El presidente sumó otra denuncia en su contra luego de las que sumó por las causas del Correo Argentino, de los parques eólicos y de FlyBondi y Avianca. Ahora es porque el Estado puso en licitación a las centrales térmicas Ensenada Barragán y Brigadier López por menos de US$ 500 millones, cuando el desembolso por la rescisión de los contratos a las ex constructoras Iecsa S.A. e Isolux rondó los US$1.100 millones

En diálogo con Radio La Plata (FM 90.9), el diputado Tailhade no depositó su confianza plena en los jueces federales que deberían investigar la denuncia porque “tienden a ser muy prudentes pero tampoco son estúpidos. Como buenos burócratas, en el poder judicial depende el culito propio (sic). Si hay una denuncia que no se puede desestimar, los jueces empezarán una investigación e intentarán incomodar lo menos posible al presidente”.
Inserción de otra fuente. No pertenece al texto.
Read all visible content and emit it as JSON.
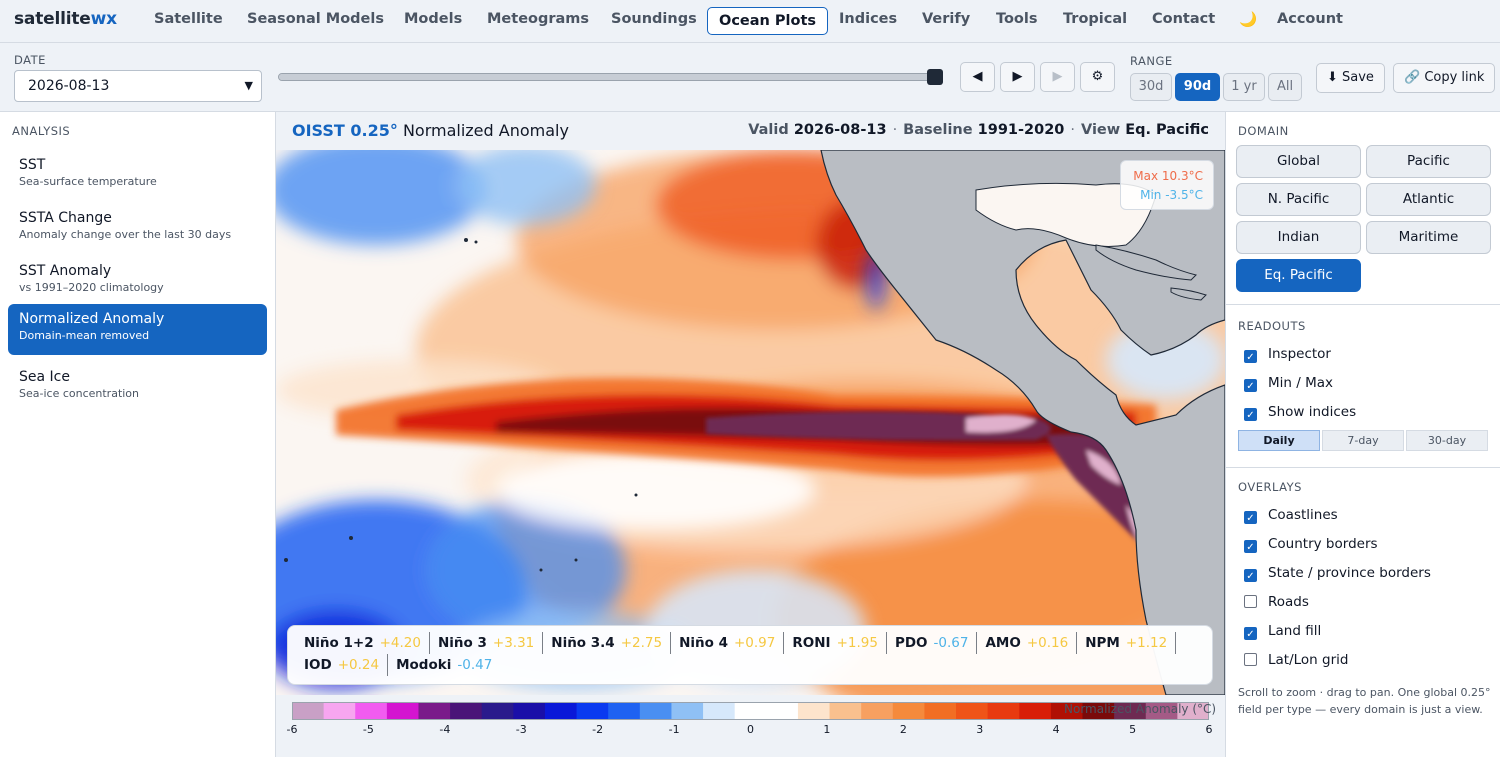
{
  "brand": {
    "main": "satellite",
    "accent": "wx"
  },
  "nav": {
    "items": [
      "Satellite",
      "Seasonal Models",
      "Models",
      "Meteograms",
      "Soundings",
      "Ocean Plots",
      "Indices",
      "Verify",
      "Tools",
      "Tropical",
      "Contact",
      "🌙",
      "Account"
    ],
    "active": "Ocean Plots"
  },
  "toolbar": {
    "date_label": "DATE",
    "date_value": "2026-08-13",
    "range_label": "RANGE",
    "range_options": [
      "30d",
      "90d",
      "1 yr",
      "All"
    ],
    "range_selected": "90d",
    "prev_icon": "◀",
    "play_icon": "▶",
    "next_icon": "▶",
    "settings_icon": "⚙",
    "save_label": "⬇ Save",
    "copy_label": "🔗 Copy link",
    "slider_position": 1.0
  },
  "analysis": {
    "heading": "ANALYSIS",
    "items": [
      {
        "title": "SST",
        "subtitle": "Sea-surface temperature"
      },
      {
        "title": "SSTA Change",
        "subtitle": "Anomaly change over the last 30 days"
      },
      {
        "title": "SST Anomaly",
        "subtitle": "vs 1991–2020 climatology"
      },
      {
        "title": "Normalized Anomaly",
        "subtitle": "Domain-mean removed"
      },
      {
        "title": "Sea Ice",
        "subtitle": "Sea-ice concentration"
      }
    ],
    "active": "Normalized Anomaly"
  },
  "map": {
    "source": "OISST 0.25°",
    "product": "Normalized Anomaly",
    "valid_label": "Valid",
    "valid_value": "2026-08-13",
    "baseline_label": "Baseline",
    "baseline_value": "1991-2020",
    "view_label": "View",
    "view_value": "Eq. Pacific",
    "dot": "·",
    "max_text": "Max 10.3°C",
    "min_text": "Min -3.5°C"
  },
  "indices": [
    {
      "name": "Niño 1+2",
      "value": "+4.20",
      "sign": "pos"
    },
    {
      "name": "Niño 3",
      "value": "+3.31",
      "sign": "pos"
    },
    {
      "name": "Niño 3.4",
      "value": "+2.75",
      "sign": "pos"
    },
    {
      "name": "Niño 4",
      "value": "+0.97",
      "sign": "pos"
    },
    {
      "name": "RONI",
      "value": "+1.95",
      "sign": "pos"
    },
    {
      "name": "PDO",
      "value": "-0.67",
      "sign": "neg"
    },
    {
      "name": "AMO",
      "value": "+0.16",
      "sign": "pos"
    },
    {
      "name": "NPM",
      "value": "+1.12",
      "sign": "pos"
    },
    {
      "name": "IOD",
      "value": "+0.24",
      "sign": "pos"
    },
    {
      "name": "Modoki",
      "value": "-0.47",
      "sign": "neg"
    }
  ],
  "colorbar": {
    "title": "Normalized Anomaly (°C)",
    "ticks": [
      "-6",
      "-5",
      "-4",
      "-3",
      "-2",
      "-1",
      "0",
      "1",
      "2",
      "3",
      "4",
      "5",
      "6"
    ],
    "tick_values": [
      -6,
      -5,
      -4,
      -3,
      -2,
      -1,
      0,
      1,
      2,
      3,
      4,
      5,
      6
    ],
    "colors": [
      "#c9a0c6",
      "#f7a6f0",
      "#f25cf0",
      "#d414d0",
      "#7a1a8a",
      "#4a1478",
      "#2a1a8c",
      "#1a0fa8",
      "#0a18d8",
      "#0a3af0",
      "#1e62f2",
      "#4a8ff2",
      "#8fc0f5",
      "#d6e8fb",
      "#ffffff",
      "#ffffff",
      "#fde4cc",
      "#f9c08e",
      "#f7a060",
      "#f58a3c",
      "#f26e24",
      "#ef5418",
      "#e83a10",
      "#d81e08",
      "#b01004",
      "#7a0a0a",
      "#6e2a52",
      "#a45a86",
      "#e0b0cc"
    ]
  },
  "domain": {
    "heading": "DOMAIN",
    "options": [
      "Global",
      "Pacific",
      "N. Pacific",
      "Atlantic",
      "Indian",
      "Maritime",
      "Eq. Pacific"
    ],
    "active": "Eq. Pacific"
  },
  "readouts": {
    "heading": "READOUTS",
    "items": [
      {
        "label": "Inspector",
        "checked": true
      },
      {
        "label": "Min / Max",
        "checked": true
      },
      {
        "label": "Show indices",
        "checked": true
      }
    ],
    "periods": [
      "Daily",
      "7-day",
      "30-day"
    ],
    "period_active": "Daily"
  },
  "overlays": {
    "heading": "OVERLAYS",
    "items": [
      {
        "label": "Coastlines",
        "checked": true
      },
      {
        "label": "Country borders",
        "checked": true
      },
      {
        "label": "State / province borders",
        "checked": true
      },
      {
        "label": "Roads",
        "checked": false
      },
      {
        "label": "Land fill",
        "checked": true
      },
      {
        "label": "Lat/Lon grid",
        "checked": false
      }
    ]
  },
  "hint": "Scroll to zoom · drag to pan. One global 0.25° field per type — every domain is just a view.",
  "check_glyph": "✓"
}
No obstante, destacó que la formulación “se trata de un proceso de venta que no fue concluido”. Involucra a las centrales térmicas Ensenada Barragán, ubicada en Ensenada, y Brigadier López, en Santa Fe construidas en el segundo mandato presidencial de Cristina Fernández de Kirchner por las empresas de la familia presidencial, Iecsa S.A. e Isolux. “Cuando nuestro gobierno terminó, las centrales estaban listas y funcionando. Costaron alrededor de mil millones de dólares, pero faltaba una serie de instalaciones vinculadas a completar la capacidad total de las plantas que se llaman ciclo combinada”, destacó.

Según contó el legislador, desde el cambio de signo político en diciembre de 2015 se rescindió el contrato con las empresas y se las indemnizó “en 1.100 millones de dólares, sin considerar la devaluación y el nuevo precio de las tarifas. El gobierno puso en marcha un proceso de venta para vender las dos centrales por menos de 500 millones de dólares”.

“En principio se armó una licitación para que los ofertantes fueran operadores del sistema. Es decir, compañías con experiencia. Ahí aparecen Nicolás Caputo y Marcelo Mindlin, los que comen asado el domingo con el presidente”, agregó.

Eso no termina ahí, sino que “hasta diciembre de 2017, Iecsa e Ssolux seguían y les faltaba el 15% para terminar la planta. Les rescindieron y les dieron 100 palos verdes. Pero al día siguiente de la rescisión, los dos máximos directivos, Alberto Brusco y Adolfo Piccinini, pasaron a formar parte del Ministerio de Energía y a formar el proceso de privatización de las termoeléctricas”.